"Papi ibarat baginda raja yang ada dalam dongeng karyaku di diari itu, Tha. Papi selalu menemani aku. Memenuhi semua permintaanku. Menghiburku di kala aku sedang sedih. Aku cinta Papi. Sayang takdir menghendaki lain. Papi tidak berumur panjang. Tuhan memanggilnya tiga tahun lalu saat berada di Amsterdam dalam rangka bisnis. Papi meninggal karena serangan jantung koroner."
"Ya, Tuhan...."
"Tapi, Papi masih terus berada di dalam hati dan pikiranku, Tha. Sekarang aku hanya dapat menghidupkan tokoh bijak Papi hanya dalam dongeng-dongeng yang aku tulis di diariku itu."
"Val, aku tidak menyangka...."
"Meski Papi sudah tiada, tapi setiap membaca ulang dongeng-dongeng yang aku tulis dalam diariku itu, aku seperti bersua kembali dengan Papi. Bercakap-cakap dengannya, bercanda, atau berapa saja. Aku bahagia. Sangat bahagia."
"Sori peristiwa kemarin...."
"Itu insiden. Aku sudah tidak marah, kok. Cuma kemarin aku lari karena merasa Rio melecehkan diariku. Aku merasa dia sedang menginjak-injak harga diri Papi. Padahal...."

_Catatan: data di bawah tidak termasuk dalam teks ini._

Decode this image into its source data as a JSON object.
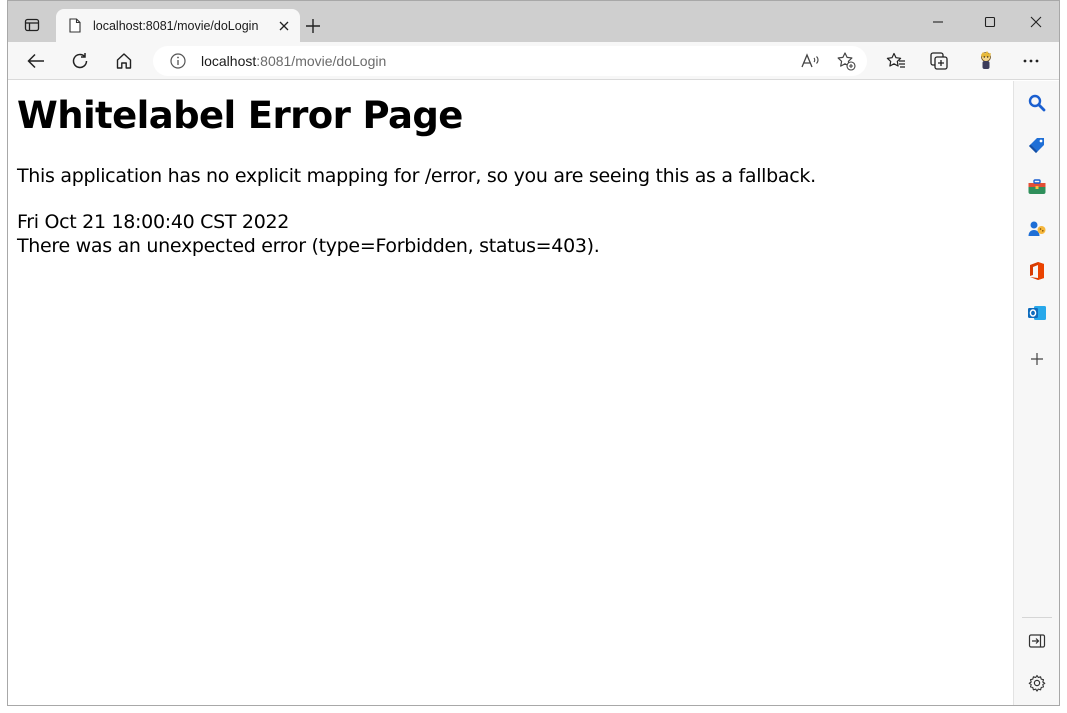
{
  "browser": {
    "tab": {
      "title": "localhost:8081/movie/doLogin"
    },
    "address_bar": {
      "host": "localhost",
      "rest": ":8081/movie/doLogin"
    }
  },
  "page": {
    "heading": "Whitelabel Error Page",
    "description": "This application has no explicit mapping for /error, so you are seeing this as a fallback.",
    "timestamp": "Fri Oct 21 18:00:40 CST 2022",
    "error_message": "There was an unexpected error (type=Forbidden, status=403)."
  },
  "colors": {
    "tabbar_bg": "#cfcfcf",
    "toolbar_bg": "#f7f7f7",
    "search_blue": "#1a5fd0",
    "office_red": "#d83b01",
    "outlook_blue": "#0f6cbd"
  }
}
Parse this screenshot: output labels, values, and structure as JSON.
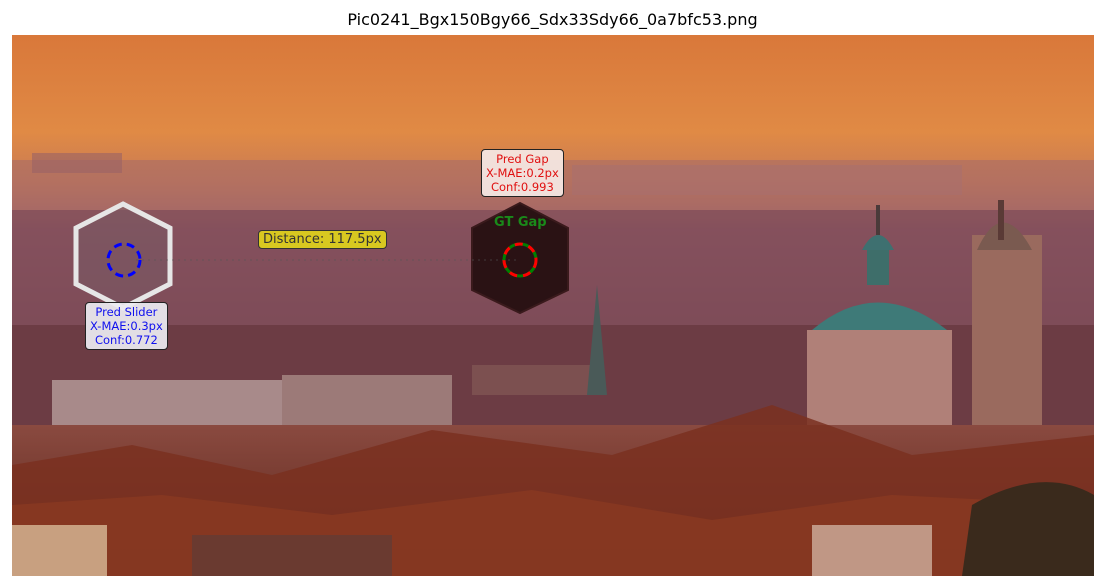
{
  "title": "Pic0241_Bgx150Bgy66_Sdx33Sdy66_0a7bfc53.png",
  "pred_slider": {
    "name": "Pred Slider",
    "xmae": "X-MAE:0.3px",
    "conf": "Conf:0.772"
  },
  "pred_gap": {
    "name": "Pred Gap",
    "xmae": "X-MAE:0.2px",
    "conf": "Conf:0.993"
  },
  "gt_gap": "GT Gap",
  "distance": "Distance: 117.5px",
  "colors": {
    "pred_slider": "#0000ff",
    "pred_gap": "#ff0000",
    "gt_gap": "#008000",
    "distance_box": "#d8c820"
  }
}
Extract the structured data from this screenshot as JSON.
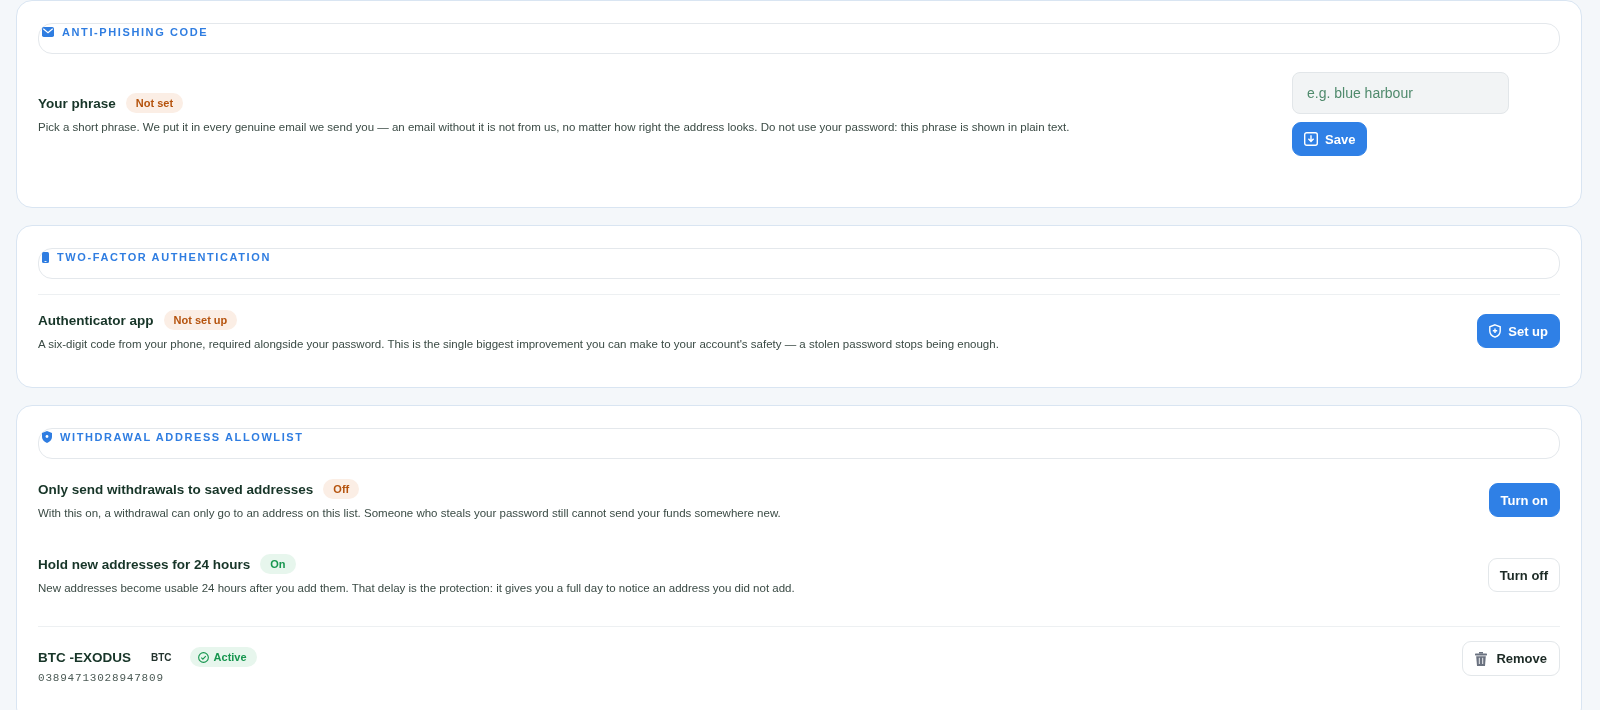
{
  "sections": [
    {
      "kind": "phishing",
      "title": "ANTI-PHISHING CODE",
      "rows": [
        {
          "kind": "phrase",
          "title": "Your phrase",
          "badge": "Not set",
          "on": false,
          "description": "Pick a short phrase. We put it in every genuine email we send you — an email without it is not from us, no matter how right the address looks. Do not use your password: this phrase is shown in plain text.",
          "placeholder": "e.g. blue harbour",
          "button": "Save"
        }
      ]
    },
    {
      "kind": "twofactor",
      "title": "TWO-FACTOR AUTHENTICATION",
      "rows": [
        {
          "kind": "factor",
          "title": "Authenticator app",
          "badge": "Not set up",
          "on": false,
          "description": "A six-digit code from your phone, required alongside your password. This is the single biggest improvement you can make to your account's safety — a stolen password stops being enough.",
          "button": "Set up"
        }
      ]
    },
    {
      "kind": "allowlist",
      "title": "WITHDRAWAL ADDRESS ALLOWLIST",
      "rows": [
        {
          "kind": "toggle",
          "title": "Only send withdrawals to saved addresses",
          "badge": "Off",
          "on": false,
          "description": "With this on, a withdrawal can only go to an address on this list. Someone who steals your password still cannot send your funds somewhere new.",
          "button": "Turn on"
        },
        {
          "kind": "toggle",
          "title": "Hold new addresses for 24 hours",
          "badge": "On",
          "on": true,
          "description": "New addresses become usable 24 hours after you add them. That delay is the protection: it gives you a full day to notice an address you did not add.",
          "button": "Turn off"
        },
        {
          "kind": "address",
          "title": "BTC -EXODUS",
          "asset": "BTC",
          "badge": "Active",
          "on": true,
          "address": "03894713028947809",
          "button": "Remove"
        }
      ]
    }
  ]
}
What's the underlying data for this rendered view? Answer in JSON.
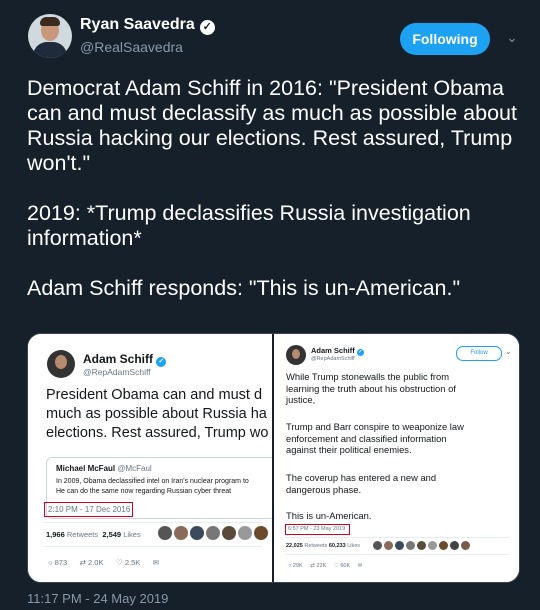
{
  "tweet": {
    "author_name": "Ryan Saavedra",
    "author_handle": "@RealSaavedra",
    "verified_glyph": "✓",
    "follow_label": "Following",
    "caret_glyph": "⌄",
    "paragraphs": [
      "Democrat Adam Schiff in 2016: \"President Obama can and must declassify as much as possible about Russia hacking our elections. Rest assured, Trump won't.\"",
      "2019: *Trump declassifies Russia investigation information*",
      "Adam Schiff responds: \"This is un-American.\""
    ],
    "timestamp": "11:17 PM - 24 May 2019"
  },
  "left_image": {
    "name": "Adam Schiff",
    "handle": "@RepAdamSchiff",
    "text_lines": [
      "President Obama can and must d",
      "much as possible about Russia ha",
      "elections. Rest assured, Trump wo"
    ],
    "quote_name": "Michael McFaul",
    "quote_handle": "@McFaul",
    "quote_lines": [
      "In 2009, Obama declassified intel on Iran's nuclear program  to",
      "He can do the same now regarding Russian cyber threat"
    ],
    "timestamp": "2:10 PM - 17 Dec 2016",
    "retweets": "1,966",
    "retweets_label": "Retweets",
    "likes": "2,549",
    "likes_label": "Likes",
    "actions": [
      "873",
      "2.0K",
      "2.5K"
    ]
  },
  "right_image": {
    "name": "Adam Schiff",
    "handle": "@RepAdamSchiff",
    "follow_label": "Follow",
    "caret_glyph": "⌄",
    "paragraphs": [
      [
        "While Trump stonewalls the public from",
        "learning the truth about his obstruction of",
        "justice,"
      ],
      [
        "Trump and Barr conspire to weaponize law",
        "enforcement and classified information",
        "against their political enemies."
      ],
      [
        "The coverup has entered a new and",
        "dangerous phase."
      ],
      [
        "This is un-American."
      ]
    ],
    "timestamp": "6:57 PM - 23 May 2019",
    "retweets": "22,025",
    "retweets_label": "Retweets",
    "likes": "60,233",
    "likes_label": "Likes",
    "actions": [
      "29K",
      "22K",
      "60K"
    ]
  },
  "colors": {
    "background": "#15202b",
    "accent": "#1da1f2",
    "highlight_box": "#d0021b"
  }
}
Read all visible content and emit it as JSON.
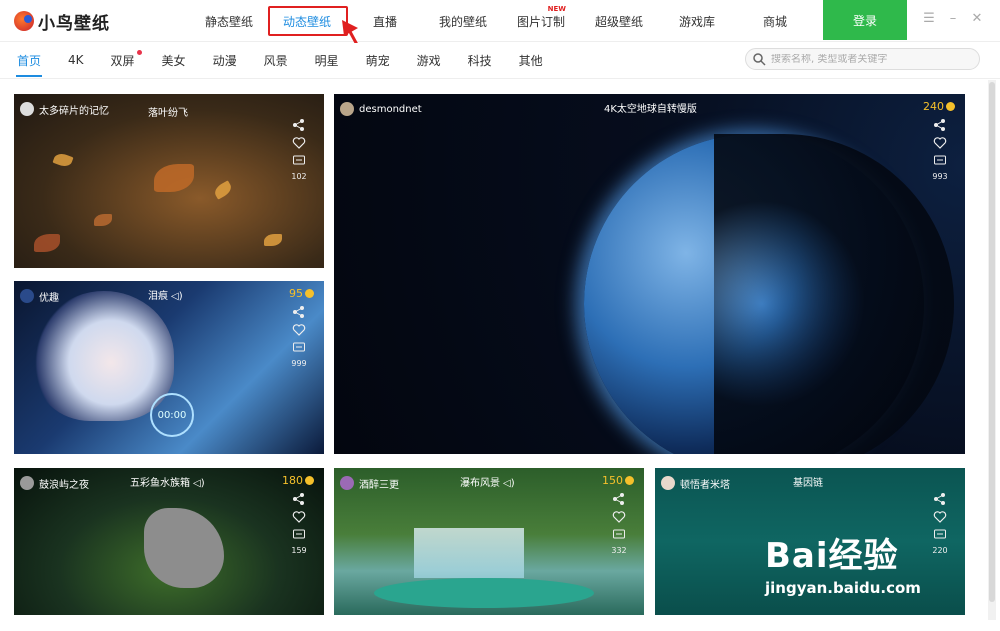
{
  "app": {
    "logo_text": "小鸟壁纸"
  },
  "nav": {
    "items": [
      {
        "label": "静态壁纸"
      },
      {
        "label": "动态壁纸",
        "active": true
      },
      {
        "label": "直播"
      },
      {
        "label": "我的壁纸"
      },
      {
        "label": "图片订制",
        "badge": "NEW"
      },
      {
        "label": "超级壁纸"
      },
      {
        "label": "游戏库"
      },
      {
        "label": "商城"
      }
    ],
    "login_label": "登录",
    "window_controls": [
      "menu-icon",
      "minimize-icon",
      "close-icon"
    ]
  },
  "categories": [
    {
      "label": "首页",
      "active": true
    },
    {
      "label": "4K"
    },
    {
      "label": "双屏",
      "dot": true
    },
    {
      "label": "美女"
    },
    {
      "label": "动漫"
    },
    {
      "label": "风景"
    },
    {
      "label": "明星"
    },
    {
      "label": "萌宠"
    },
    {
      "label": "游戏"
    },
    {
      "label": "科技"
    },
    {
      "label": "其他"
    }
  ],
  "search": {
    "placeholder": "搜索名称, 类型或者关键字"
  },
  "tiles": [
    {
      "author": "太多碎片的记忆",
      "title": "落叶纷飞",
      "comments": "102"
    },
    {
      "author": "desmondnet",
      "title": "4K太空地球自转慢版",
      "coins": "240",
      "comments": "993"
    },
    {
      "author": "优趣",
      "title": "泪痕",
      "coins": "95",
      "comments": "999",
      "overlay_text": "00:00"
    },
    {
      "author": "鼓浪屿之夜",
      "title": "五彩鱼水族箱",
      "coins": "180",
      "comments": "159"
    },
    {
      "author": "酒醉三更",
      "title": "瀑布风景",
      "coins": "150",
      "comments": "332"
    },
    {
      "author": "顿悟者米塔",
      "title": "基因链",
      "comments": "220"
    }
  ],
  "watermark": {
    "logo": "Bai经验",
    "url": "jingyan.baidu.com"
  },
  "colors": {
    "accent": "#1d8ce0",
    "login": "#2fb94b",
    "highlight_box": "#e02020",
    "coin": "#f5c02b"
  }
}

"Dia sudah mengakui kesalahannya. Kemarin dia langsung melayangkan penyesalannya padaku, Val. Katanya juga, dia akan kemari untuk minta maaf kepadamu. Kalau perlu berlutut minta maaf di bawah kakimu."
"Duh, sebegitunya!" Valny sontak tertawa. "Memangnya aku Tuan Putri yang harus disembah sebegitu hormatnya?"
Aretha tertawa, mengiramai bahakan lembut sahabat sebangkunya di kelas itu. Ia merasa lega karena kejadian kemarin sudah surut oleh kearifan Valny. Gadis itu memang memiliki jiwa besar. Dan ia merupakan sosok paling pemaaf yang pernah dikenalnya.
"Eh, Val. Boleh aku bertanya perihal diarimu?"